Cuaca hujan, tengah malam, dan semangat rasanya menjadi bahan bakar bagi sejumlah orang untuk unjuk kemampuan diri dan disiplin. Situasi itu pernah saya rasakan belasan tahun lalu. Dalam suatu kesempatan, pengurus Senat Mahasiswa di FakultasFarmasi Universitas Airlangga Surabaya merencanakan kegiatan untuk mempererat persaudaraan. Acara perkemahan disiapkan di kawasan perkemahan Trawas, Mojokerto. Saya ingat betul, saat itu musim penghujan (bayangkan musim hujan di pegunungan tinggi, pasti deh identik dengan hujan setiap hari).

Mahasiswa Fakultas Farmasi dikenal sebagai mahasiswa penggemar belajar dan kuper (saat itu, nggak tahu sekarang). Sehari-hari urusannya kuliah, laboratorium dan perpustakaan. Akibatnya yang ikut saat itu kurang dari 30 orang. Angkatan yang dituju dan pengurus senat pun agaknya enggan keluar rumah. Padahal satu angkatan bisa 100 orang dan pengurus senat sekitar 25 orang, Bayangkan betapa sedikitnya.

Tidak pernah terpikirkan di benak kami bahwa berkemah di musim hujan membutuhkan usaha yang luar biasa (maklum bukan pecinta alam). Bekal seadanya, kemah seadanya, pakaian pun seadanya (karena maksudnya cuma nginep dua malam). Setibanya di lokasi, seingat saya siang hari, kami langsung disambut hujan rintik-rintik. Kian gelap cuaca hujan kian lebat. sebagai kaum amatiran kami tidak berhasil mendirikan tenda yang baik di tengah curah hujan. Kalau tidak bocor ya tenda tidak berdiri. Akibatnya sepanjang malam kami hanya bisa berteduh di tenda seadanya, asal tidak basah (dan itu tidak berhasil).

Kedinginan, kelaparan dan kelelahan adalah musuh bersama. Gelap, tidak ada tempat kering, baju hangat, dan makanan. Sepanjang malam.

Kembali ke masa kini saat saya membayangkan situasi itu, saya membandingkannya dengan kondisi almarhum Wisnu; betapa hampir sama. Perbedaannya, saya tidak berjalan dengan jarak tertentu, sementara Wisnu mendapat tekanan dari lingkungan untuk menempuh jarak tertentu.

Mengatasnamakan kegiatan Senat Mahasiswa, saya dan teman-teman menyelenggarakan acara temu dan kenal mahasiswa baru. Rasanya saat itu kami tidak pernah meminta ijin dari dekanat atau rektorat. Kami merasa sudah cukup dewasa mengelola adik-adik kami saat itu. Saya yakin hal yang sama pula yang dilakukan panitia acara almarhum Wisnu. Mana mau rektorat atau dekanat bertanggungjawab kalau ada apa-apa?
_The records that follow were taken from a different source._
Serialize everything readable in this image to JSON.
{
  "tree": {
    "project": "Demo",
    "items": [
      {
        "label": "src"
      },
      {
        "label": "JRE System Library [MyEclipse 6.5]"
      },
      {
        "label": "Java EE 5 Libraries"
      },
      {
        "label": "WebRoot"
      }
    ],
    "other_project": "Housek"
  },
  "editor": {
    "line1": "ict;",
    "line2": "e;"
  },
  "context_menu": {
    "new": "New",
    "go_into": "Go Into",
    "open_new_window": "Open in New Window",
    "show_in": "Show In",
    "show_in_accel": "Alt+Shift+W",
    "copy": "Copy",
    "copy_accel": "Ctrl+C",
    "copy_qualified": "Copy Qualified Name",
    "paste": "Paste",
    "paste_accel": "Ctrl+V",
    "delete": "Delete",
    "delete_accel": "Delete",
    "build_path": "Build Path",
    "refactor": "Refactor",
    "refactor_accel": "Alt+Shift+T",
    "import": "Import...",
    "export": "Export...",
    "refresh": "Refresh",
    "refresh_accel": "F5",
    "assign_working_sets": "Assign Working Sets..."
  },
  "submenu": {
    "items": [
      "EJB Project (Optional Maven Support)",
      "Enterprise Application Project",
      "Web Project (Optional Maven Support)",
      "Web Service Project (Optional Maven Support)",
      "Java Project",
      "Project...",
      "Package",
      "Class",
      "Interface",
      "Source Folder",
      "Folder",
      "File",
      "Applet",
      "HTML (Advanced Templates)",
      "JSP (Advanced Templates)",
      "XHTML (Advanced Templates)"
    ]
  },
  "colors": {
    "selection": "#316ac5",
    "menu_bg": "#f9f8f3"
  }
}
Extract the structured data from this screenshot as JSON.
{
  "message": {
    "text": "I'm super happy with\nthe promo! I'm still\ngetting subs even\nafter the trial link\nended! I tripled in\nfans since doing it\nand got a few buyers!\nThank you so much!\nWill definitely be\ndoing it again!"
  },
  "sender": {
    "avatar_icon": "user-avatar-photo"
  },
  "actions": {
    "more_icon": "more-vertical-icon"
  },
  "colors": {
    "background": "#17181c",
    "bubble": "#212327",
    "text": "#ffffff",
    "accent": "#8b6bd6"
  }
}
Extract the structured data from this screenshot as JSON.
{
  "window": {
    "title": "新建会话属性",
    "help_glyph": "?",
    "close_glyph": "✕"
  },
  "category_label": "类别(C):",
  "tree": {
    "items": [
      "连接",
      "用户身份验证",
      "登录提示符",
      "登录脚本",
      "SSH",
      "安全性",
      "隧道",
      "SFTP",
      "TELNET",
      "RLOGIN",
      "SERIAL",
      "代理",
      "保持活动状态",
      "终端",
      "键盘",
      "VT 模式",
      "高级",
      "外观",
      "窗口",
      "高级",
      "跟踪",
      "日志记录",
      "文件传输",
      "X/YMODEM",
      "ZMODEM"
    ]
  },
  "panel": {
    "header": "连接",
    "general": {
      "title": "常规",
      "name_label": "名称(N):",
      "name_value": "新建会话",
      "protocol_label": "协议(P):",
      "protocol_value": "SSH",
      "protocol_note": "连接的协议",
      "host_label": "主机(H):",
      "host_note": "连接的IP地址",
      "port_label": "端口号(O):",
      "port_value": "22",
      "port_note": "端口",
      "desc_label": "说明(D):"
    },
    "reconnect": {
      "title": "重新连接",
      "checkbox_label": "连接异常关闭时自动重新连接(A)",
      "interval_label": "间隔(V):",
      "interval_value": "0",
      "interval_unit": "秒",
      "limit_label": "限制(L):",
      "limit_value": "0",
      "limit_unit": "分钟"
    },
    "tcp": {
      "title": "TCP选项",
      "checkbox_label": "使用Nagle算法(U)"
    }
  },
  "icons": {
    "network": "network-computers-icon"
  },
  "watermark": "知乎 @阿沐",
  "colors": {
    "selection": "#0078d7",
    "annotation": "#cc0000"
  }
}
Di luar panggung dan materi dialog kami tentang kasus kematian mahasiswa Fakultas Geodesi ITB, ada banyak perguruan tinggi, banyak fakultas dengan unit kegiatan masing-masing. Mereka memiliki banyak kegiatan mengatasnamakan persaudaraan, pengetahuan atau kedisiplinan. Namun mungkin tidak banyak yang mengingat, bahwa keselamatan dan masa depan para mahasiswa di atas segala-galanya. saya pikir akan lebih bijaksana bila penyelenggara kegiatan menyiapkan rencana dengan bertanggungjawab dan bertanggungjawab pula bila ada sesuatu yang terjadi pada setiap peserta kegiatan.

Mungkinkah ada yang mau bersikap sejantan itu?